Any model of machine training/nontural networks always expects data in a given format or, in technical language, a tensor of the same size, not taking into account the first or last axle (number of samples). For example, if you have a data set of 2D matrix or table, the model will always expect the same number of columns.
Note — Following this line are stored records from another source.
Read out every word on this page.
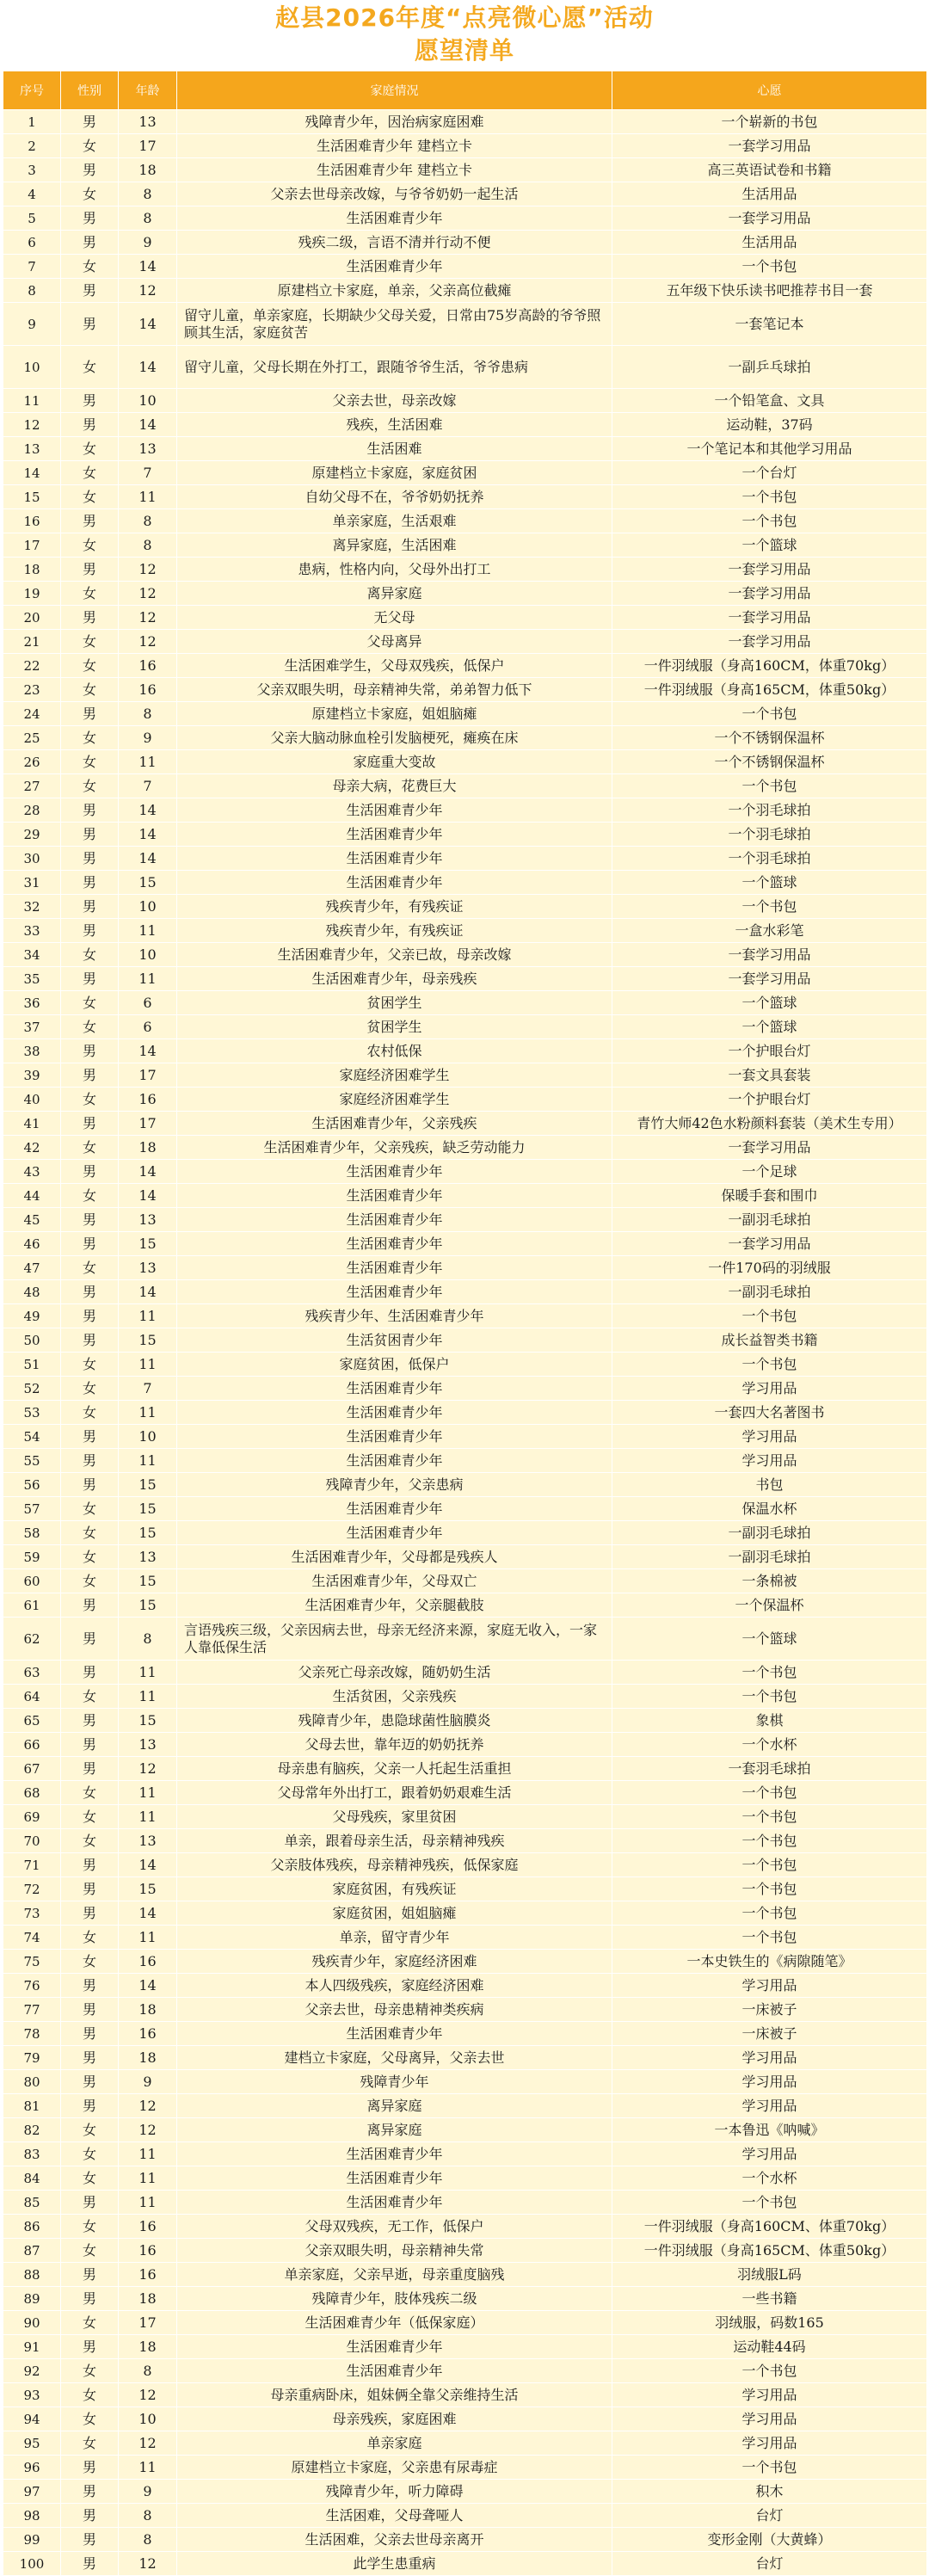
赵县2026年度“点亮微心愿”活动
愿望清单
序号	性别	年龄	家庭情况	心愿
1	男	13	残障青少年，因治病家庭困难	一个崭新的书包
2	女	17	生活困难青少年 建档立卡	一套学习用品
3	男	18	生活困难青少年 建档立卡	高三英语试卷和书籍
4	女	8	父亲去世母亲改嫁，与爷爷奶奶一起生活	生活用品
5	男	8	生活困难青少年	一套学习用品
6	男	9	残疾二级，言语不清并行动不便	生活用品
7	女	14	生活困难青少年	一个书包
8	男	12	原建档立卡家庭，单亲，父亲高位截瘫	五年级下快乐读书吧推荐书目一套
9	男	14	留守儿童，单亲家庭，长期缺少父母关爱，日常由75岁高龄的爷爷照顾其生活，家庭贫苦	一套笔记本
10	女	14	留守儿童，父母长期在外打工，跟随爷爷生活，爷爷患病	一副乒乓球拍
11	男	10	父亲去世，母亲改嫁	一个铅笔盒、文具
12	男	14	残疾，生活困难	运动鞋，37码
13	女	13	生活困难	一个笔记本和其他学习用品
14	女	7	原建档立卡家庭，家庭贫困	一个台灯
15	女	11	自幼父母不在，爷爷奶奶抚养	一个书包
16	男	8	单亲家庭，生活艰难	一个书包
17	女	8	离异家庭，生活困难	一个篮球
18	男	12	患病，性格内向，父母外出打工	一套学习用品
19	女	12	离异家庭	一套学习用品
20	男	12	无父母	一套学习用品
21	女	12	父母离异	一套学习用品
22	女	16	生活困难学生，父母双残疾，低保户	一件羽绒服（身高160CM，体重70kg）
23	女	16	父亲双眼失明，母亲精神失常，弟弟智力低下	一件羽绒服（身高165CM，体重50kg）
24	男	8	原建档立卡家庭，姐姐脑瘫	一个书包
25	女	9	父亲大脑动脉血栓引发脑梗死，瘫痪在床	一个不锈钢保温杯
26	女	11	家庭重大变故	一个不锈钢保温杯
27	女	7	母亲大病，花费巨大	一个书包
28	男	14	生活困难青少年	一个羽毛球拍
29	男	14	生活困难青少年	一个羽毛球拍
30	男	14	生活困难青少年	一个羽毛球拍
31	男	15	生活困难青少年	一个篮球
32	男	10	残疾青少年，有残疾证	一个书包
33	男	11	残疾青少年，有残疾证	一盒水彩笔
34	女	10	生活困难青少年，父亲已故，母亲改嫁	一套学习用品
35	男	11	生活困难青少年，母亲残疾	一套学习用品
36	女	6	贫困学生	一个篮球
37	女	6	贫困学生	一个篮球
38	男	14	农村低保	一个护眼台灯
39	男	17	家庭经济困难学生	一套文具套装
40	女	16	家庭经济困难学生	一个护眼台灯
41	男	17	生活困难青少年，父亲残疾	青竹大师42色水粉颜料套装（美术生专用）
42	女	18	生活困难青少年，父亲残疾，缺乏劳动能力	一套学习用品
43	男	14	生活困难青少年	一个足球
44	女	14	生活困难青少年	保暖手套和围巾
45	男	13	生活困难青少年	一副羽毛球拍
46	男	15	生活困难青少年	一套学习用品
47	女	13	生活困难青少年	一件170码的羽绒服
48	男	14	生活困难青少年	一副羽毛球拍
49	男	11	残疾青少年、生活困难青少年	一个书包
50	男	15	生活贫困青少年	成长益智类书籍
51	女	11	家庭贫困，低保户	一个书包
52	女	7	生活困难青少年	学习用品
53	女	11	生活困难青少年	一套四大名著图书
54	男	10	生活困难青少年	学习用品
55	男	11	生活困难青少年	学习用品
56	男	15	残障青少年，父亲患病	书包
57	女	15	生活困难青少年	保温水杯
58	女	15	生活困难青少年	一副羽毛球拍
59	女	13	生活困难青少年，父母都是残疾人	一副羽毛球拍
60	女	15	生活困难青少年，父母双亡	一条棉被
61	男	15	生活困难青少年，父亲腿截肢	一个保温杯
62	男	8	言语残疾三级，父亲因病去世，母亲无经济来源，家庭无收入，一家人靠低保生活	一个篮球
63	男	11	父亲死亡母亲改嫁，随奶奶生活	一个书包
64	女	11	生活贫困，父亲残疾	一个书包
65	男	15	残障青少年，患隐球菌性脑膜炎	象棋
66	男	13	父母去世，靠年迈的奶奶抚养	一个水杯
67	男	12	母亲患有脑疾，父亲一人托起生活重担	一套羽毛球拍
68	女	11	父母常年外出打工，跟着奶奶艰难生活	一个书包
69	女	11	父母残疾，家里贫困	一个书包
70	女	13	单亲，跟着母亲生活，母亲精神残疾	一个书包
71	男	14	父亲肢体残疾，母亲精神残疾，低保家庭	一个书包
72	男	15	家庭贫困，有残疾证	一个书包
73	男	14	家庭贫困，姐姐脑瘫	一个书包
74	女	11	单亲，留守青少年	一个书包
75	女	16	残疾青少年，家庭经济困难	一本史铁生的《病隙随笔》
76	男	14	本人四级残疾，家庭经济困难	学习用品
77	男	18	父亲去世，母亲患精神类疾病	一床被子
78	男	16	生活困难青少年	一床被子
79	男	18	建档立卡家庭，父母离异，父亲去世	学习用品
80	男	9	残障青少年	学习用品
81	男	12	离异家庭	学习用品
82	女	12	离异家庭	一本鲁迅《呐喊》
83	女	11	生活困难青少年	学习用品
84	女	11	生活困难青少年	一个水杯
85	男	11	生活困难青少年	一个书包
86	女	16	父母双残疾，无工作，低保户	一件羽绒服（身高160CM、体重70kg）
87	女	16	父亲双眼失明，母亲精神失常	一件羽绒服（身高165CM、体重50kg）
88	男	16	单亲家庭，父亲早逝，母亲重度脑残	羽绒服L码
89	男	18	残障青少年，肢体残疾二级	一些书籍
90	女	17	生活困难青少年（低保家庭）	羽绒服，码数165
91	男	18	生活困难青少年	运动鞋44码
92	女	8	生活困难青少年	一个书包
93	女	12	母亲重病卧床，姐妹俩全靠父亲维持生活	学习用品
94	女	10	母亲残疾，家庭困难	学习用品
95	女	12	单亲家庭	学习用品
96	男	11	原建档立卡家庭，父亲患有尿毒症	一个书包
97	男	9	残障青少年，听力障碍	积木
98	男	8	生活困难，父母聋哑人	台灯
99	男	8	生活困难，父亲去世母亲离开	变形金刚（大黄蜂）
100	男	12	此学生患重病	台灯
The number of lines may vary.
Data outside the sample is the data you'll get at the entrance. future years♪ In order to launch and test such a model, the following are done:
 A fairly large sample of data is collected
 split into two parts  training and test sample
 In the case of a time series, the last 20 to 30 per cent of the data are usually taken as a test sample. If this is not a time series, then the data are intermittently mixed and divided into two parts  70 to 80 per cent for training, the rest for testing.
 We further learn the model on the training set, and the accuracy of the model is checked on the test set.
 When we're satisfied with the results of the tests, the model rolls out into the market and starts working on completely new data. Of course, all the preprocessing (preprocessing) steps you've done for the study and test sample should be repeated for new input data.
 after this, its model is usually supplemented by new data.